Agent Memory
Systeme zur Speicherung von Informationen, die KI-Agenten über das Kontextfenster hinaus nutzen können – von Kurzzeit-Scratchpads bis zu persistenten Wissensspeichern.
Agent Memory ermöglicht KI-Agenten, Informationen über das Kontextfenster hinaus zu speichern und zu nutzen – für lernende, personalisierte Assistenten.
Erklärung
Agent Memory umfasst mehrere Ebenen: Working Memory (aktuelle Task-Infos), Episodic Memory (vergangene Interaktionen), Semantic Memory (Faktenwissen), Procedural Memory (erlernte Patterns).

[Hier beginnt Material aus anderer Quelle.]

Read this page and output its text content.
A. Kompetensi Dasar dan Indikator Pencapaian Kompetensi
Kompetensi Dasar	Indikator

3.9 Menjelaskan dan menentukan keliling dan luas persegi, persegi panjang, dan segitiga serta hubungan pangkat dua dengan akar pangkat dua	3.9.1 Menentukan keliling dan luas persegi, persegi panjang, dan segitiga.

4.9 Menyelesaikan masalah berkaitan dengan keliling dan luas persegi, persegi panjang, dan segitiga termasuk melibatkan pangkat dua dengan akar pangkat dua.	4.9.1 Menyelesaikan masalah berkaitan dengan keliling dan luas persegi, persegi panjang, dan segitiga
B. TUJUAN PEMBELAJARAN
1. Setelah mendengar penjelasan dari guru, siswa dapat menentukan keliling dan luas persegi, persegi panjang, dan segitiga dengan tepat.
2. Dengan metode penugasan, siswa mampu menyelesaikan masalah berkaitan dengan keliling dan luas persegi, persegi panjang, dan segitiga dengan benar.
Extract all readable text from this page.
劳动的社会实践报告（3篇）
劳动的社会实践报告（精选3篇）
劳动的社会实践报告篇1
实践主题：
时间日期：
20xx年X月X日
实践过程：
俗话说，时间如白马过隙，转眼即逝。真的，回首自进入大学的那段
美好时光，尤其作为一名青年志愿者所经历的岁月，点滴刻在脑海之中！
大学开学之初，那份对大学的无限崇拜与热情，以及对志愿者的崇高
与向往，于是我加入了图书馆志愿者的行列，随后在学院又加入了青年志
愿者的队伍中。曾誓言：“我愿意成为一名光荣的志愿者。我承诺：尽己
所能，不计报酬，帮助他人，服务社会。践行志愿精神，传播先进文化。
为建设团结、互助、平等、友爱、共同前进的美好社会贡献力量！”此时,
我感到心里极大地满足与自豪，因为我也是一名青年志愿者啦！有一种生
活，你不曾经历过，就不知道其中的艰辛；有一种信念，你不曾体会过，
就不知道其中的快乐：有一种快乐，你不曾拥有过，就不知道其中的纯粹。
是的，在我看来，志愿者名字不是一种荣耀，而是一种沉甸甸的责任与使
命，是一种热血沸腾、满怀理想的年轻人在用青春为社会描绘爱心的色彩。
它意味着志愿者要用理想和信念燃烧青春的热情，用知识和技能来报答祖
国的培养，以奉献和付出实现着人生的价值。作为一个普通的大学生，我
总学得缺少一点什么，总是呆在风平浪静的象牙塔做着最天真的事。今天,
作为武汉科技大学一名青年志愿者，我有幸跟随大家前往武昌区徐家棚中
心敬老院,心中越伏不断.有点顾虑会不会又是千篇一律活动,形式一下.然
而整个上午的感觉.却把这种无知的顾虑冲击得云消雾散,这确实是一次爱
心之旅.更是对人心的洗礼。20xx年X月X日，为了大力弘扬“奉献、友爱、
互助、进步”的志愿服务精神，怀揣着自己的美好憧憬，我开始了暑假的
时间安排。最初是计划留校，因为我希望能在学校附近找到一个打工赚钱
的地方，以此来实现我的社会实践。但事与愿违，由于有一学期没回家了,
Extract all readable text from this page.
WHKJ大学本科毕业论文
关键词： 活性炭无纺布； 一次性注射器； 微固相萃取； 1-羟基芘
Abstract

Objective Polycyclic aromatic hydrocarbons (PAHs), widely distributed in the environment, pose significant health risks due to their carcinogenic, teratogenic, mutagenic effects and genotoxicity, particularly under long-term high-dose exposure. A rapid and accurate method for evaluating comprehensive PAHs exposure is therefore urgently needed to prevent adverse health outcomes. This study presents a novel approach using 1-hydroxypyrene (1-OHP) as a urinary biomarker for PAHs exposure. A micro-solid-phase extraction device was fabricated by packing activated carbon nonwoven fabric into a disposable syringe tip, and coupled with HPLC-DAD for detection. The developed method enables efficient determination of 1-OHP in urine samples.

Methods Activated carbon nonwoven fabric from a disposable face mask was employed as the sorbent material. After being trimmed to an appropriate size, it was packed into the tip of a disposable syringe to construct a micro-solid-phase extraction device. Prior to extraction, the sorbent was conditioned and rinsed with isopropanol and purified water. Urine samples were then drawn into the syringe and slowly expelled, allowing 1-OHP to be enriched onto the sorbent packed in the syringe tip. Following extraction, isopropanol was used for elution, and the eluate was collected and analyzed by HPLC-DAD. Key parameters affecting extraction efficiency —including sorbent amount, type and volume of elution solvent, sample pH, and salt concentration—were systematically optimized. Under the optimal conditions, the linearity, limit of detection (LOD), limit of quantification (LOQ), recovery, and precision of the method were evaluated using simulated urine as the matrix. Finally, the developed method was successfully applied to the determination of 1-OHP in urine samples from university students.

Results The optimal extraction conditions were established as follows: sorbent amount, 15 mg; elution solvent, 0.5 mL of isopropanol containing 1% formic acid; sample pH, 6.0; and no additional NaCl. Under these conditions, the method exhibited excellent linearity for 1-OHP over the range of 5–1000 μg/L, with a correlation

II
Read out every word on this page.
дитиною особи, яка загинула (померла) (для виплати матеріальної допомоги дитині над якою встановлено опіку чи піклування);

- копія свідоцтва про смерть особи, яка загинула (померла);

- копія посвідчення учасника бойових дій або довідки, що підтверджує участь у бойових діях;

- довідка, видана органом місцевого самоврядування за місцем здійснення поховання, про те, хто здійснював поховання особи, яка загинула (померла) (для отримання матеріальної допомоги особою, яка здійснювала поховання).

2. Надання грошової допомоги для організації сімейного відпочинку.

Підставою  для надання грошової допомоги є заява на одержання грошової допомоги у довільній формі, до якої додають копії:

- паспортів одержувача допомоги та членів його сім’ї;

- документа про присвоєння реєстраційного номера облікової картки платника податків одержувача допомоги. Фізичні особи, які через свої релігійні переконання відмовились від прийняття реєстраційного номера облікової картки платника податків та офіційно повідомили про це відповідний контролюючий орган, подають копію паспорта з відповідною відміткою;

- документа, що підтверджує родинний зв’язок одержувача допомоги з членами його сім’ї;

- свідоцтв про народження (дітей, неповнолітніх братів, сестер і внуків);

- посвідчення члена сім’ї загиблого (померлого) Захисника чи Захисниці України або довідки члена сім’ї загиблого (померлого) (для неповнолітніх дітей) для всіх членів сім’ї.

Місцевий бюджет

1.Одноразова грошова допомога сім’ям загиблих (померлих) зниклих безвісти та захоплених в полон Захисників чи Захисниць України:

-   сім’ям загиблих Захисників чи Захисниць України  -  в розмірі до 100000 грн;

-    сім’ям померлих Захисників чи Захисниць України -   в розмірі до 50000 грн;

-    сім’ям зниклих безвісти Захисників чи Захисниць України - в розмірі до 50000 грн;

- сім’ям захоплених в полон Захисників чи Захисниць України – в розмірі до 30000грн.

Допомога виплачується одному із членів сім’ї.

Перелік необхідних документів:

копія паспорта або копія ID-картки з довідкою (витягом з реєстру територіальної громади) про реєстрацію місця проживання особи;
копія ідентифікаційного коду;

Implementierung via Vector Stores, Key-Value Stores oder strukturierte Datenbanken.
Relevanz für Marketing
Kritisch für personalisierte, kontextbewusste Agenten. Ohne Memory: jede Interaktion startet bei null. Mit Memory: Agenten lernen Präferenzen, erinnern vergangene Aufgaben, verbessern sich kontinuierlich.
Beispiel
Ein Marketing-Agent erinnert: "Letzte Kampagne für Produkt X hatte 3,2% CTR. Ähnliche Zielgruppe, also starte mit ähnlichem Messaging."
Häufige Fallstricke
Veraltete Informationen können misleaden. Privacy-Concerns bei persistenter Speicherung. Retrieval-Fehler bei großen Memory-Stores. GDPR-konforme Löschung erforderlich.
Entstehung & Geschichte
Memory-Konzepte in KI stammen aus der kognitiven Wissenschaft (Atkinson-Shiffrin-Modell, 1968). LLM-spezifische Memory-Systeme wurden 2023-2024 mit MemGPT und LangChain Memory populär.
Abgrenzung & Vergleiche
Agent Memory vs. RAG
RAG ruft externe Dokumente ab; Agent Memory speichert und nutzt die eigenen Erfahrungen und Lernfortschritte des Agenten.